Faculty must unlearn the bad ways of disciplinary hubris and embrace team teaching and walk the talk on interdisciplinary approaches to research, teaching and learning.

The curriculum must be liberated from the tyranny of the course book and content. Teaching and learning must be thematic, driven by experimentation, discovery and problem-based approaches.

Accountability

We must hold universities accountable for cost, value and quality. Without resorting to externally imposed accountability systems universities should be encouraged to develop specific and clear goals for student learning and to collect objective, and verifiable data about how students are achieving their learning goals, across all undergraduate programmes.

Ideally, the results of such self-assessment should be made available to prospective students and their parents.

But, as people who pay taxes and tuition, we can ask for more. Universities, through high quality teaching and research, can create well-paying jobs by expanding research while linking academic programmes to entrepreneurship and business development.

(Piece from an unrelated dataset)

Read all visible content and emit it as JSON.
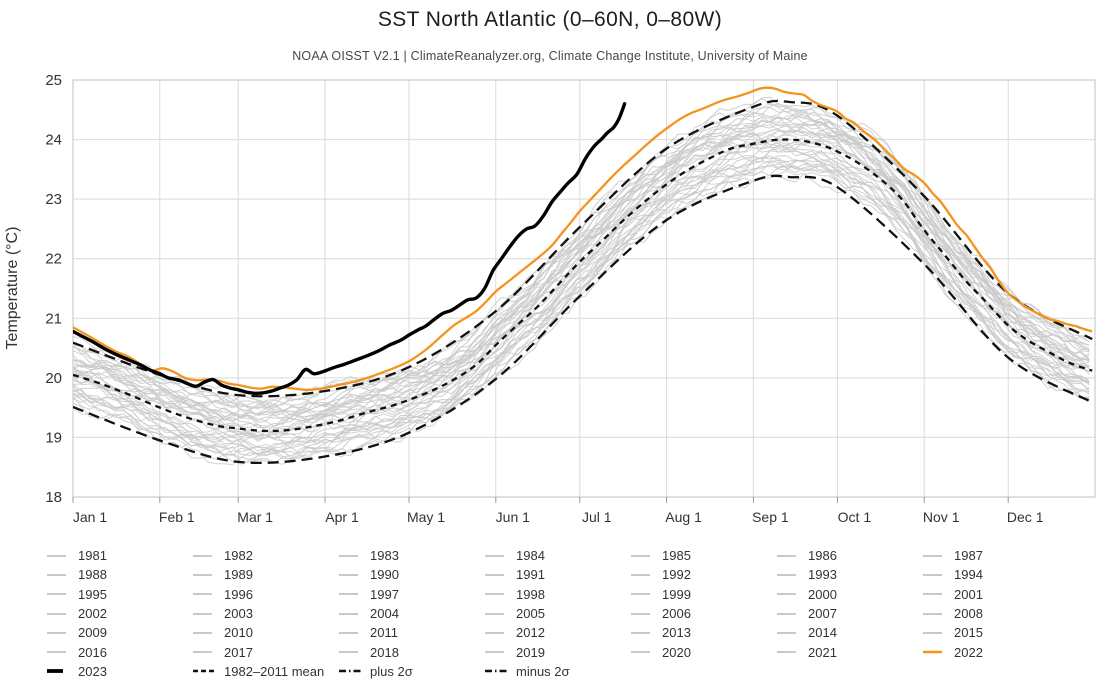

The influence of higher education must be felt beyond the lecture theatre. The influence of the university must be felt in homes, businesses, streets, parliaments, farms and parks.

Undergraduate education is about preparing young people for a lifetime and for an unknown future. It is about preparation for citizenship in a global society.

East Africa’s great inventors, business and civic leaders must emerge from our universities, ready with open minds to lead.

I believe that if we continue with business as usual, paying lip service to quality, the East African moment will be lost.

We will rise or fall by the quality of our undergraduate programmes. No railway lines, roads, power lines, harbours or airports will substitute for underachieving undergraduate programmes.

Dr Awiti is the director of the East Africa Institute of Aga Khan University.